The city had agreed to pay its share of an $800 million plan to fix the subway system, half of which the state agreed to pay as part of the state budget deal passed Friday night.
A mayor's spokesperson said Saturday that the city is contributing $418 million to the emergency repair plan.
The announcement came after a bit of an impasse between the city and the state over a plan drawn up by the MTA.
The $800 million plan is in addition to a recurring $400 million allocated for the MTA from new surcharges on for-hire vehicles, which were defined in the budget.
The money in the $800 million plan will go towards repairing signals, cleaning stations, and adding more maintenance workers.
"This budget fully funds the short-term emergency action plan. Long-term, the entire surcharge on the for-hire vehicles, which is about $400 million, goes to the MTA. So that's $400 million every year on a recurring basis, long-term, for the MTA," Gov. Andrew Cuomo said in an interview with NY1 on Saturday.

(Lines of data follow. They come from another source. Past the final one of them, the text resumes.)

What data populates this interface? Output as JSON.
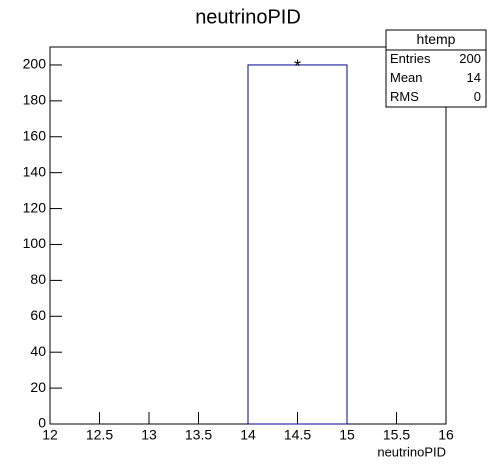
{
  "chart_data": {
    "type": "histogram",
    "title": "neutrinoPID",
    "x_label": "neutrinoPID",
    "bins": [
      12,
      13,
      14,
      15,
      16
    ],
    "counts": [
      0,
      0,
      200,
      0
    ],
    "color": "#000099",
    "marker": "*",
    "xlim": [
      12,
      16
    ],
    "xticks": [
      12,
      12.5,
      13,
      13.5,
      14,
      14.5,
      15,
      15.5,
      16
    ],
    "ylim": [
      0,
      210
    ],
    "yticks": [
      0,
      20,
      40,
      60,
      80,
      100,
      120,
      140,
      160,
      180,
      200
    ],
    "stats": {
      "title": "htemp",
      "rows": [
        {
          "label": "Entries",
          "value": "200"
        },
        {
          "label": "Mean",
          "value": "14"
        },
        {
          "label": "RMS",
          "value": "0"
        }
      ]
    }
  }
}
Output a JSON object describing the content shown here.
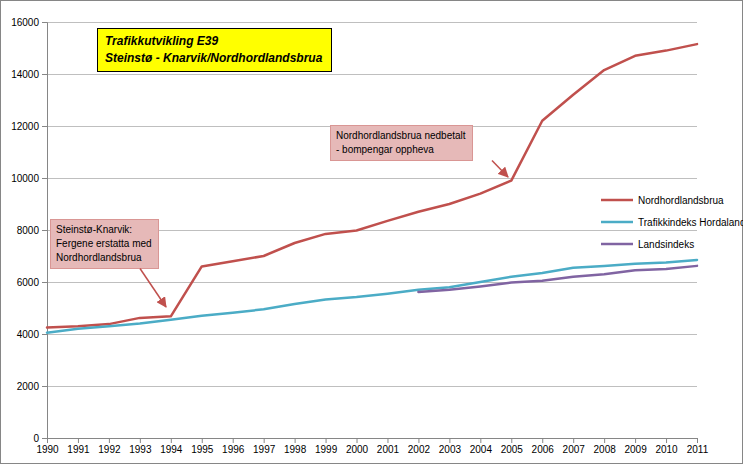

Responding to the budget, the mayor's spokesperson said in a statement: "This budget appears to respond to the mayor's demands on behalf of the city's straphangers. There are no excuses left for the governor to hide behind. He must do his job and fix the subways."
So when you put the $800 million short-term emergency action plan together, which is now intact, and $400 million on the surcharge for for-hire vehicles, that's short term and a long term funding stream."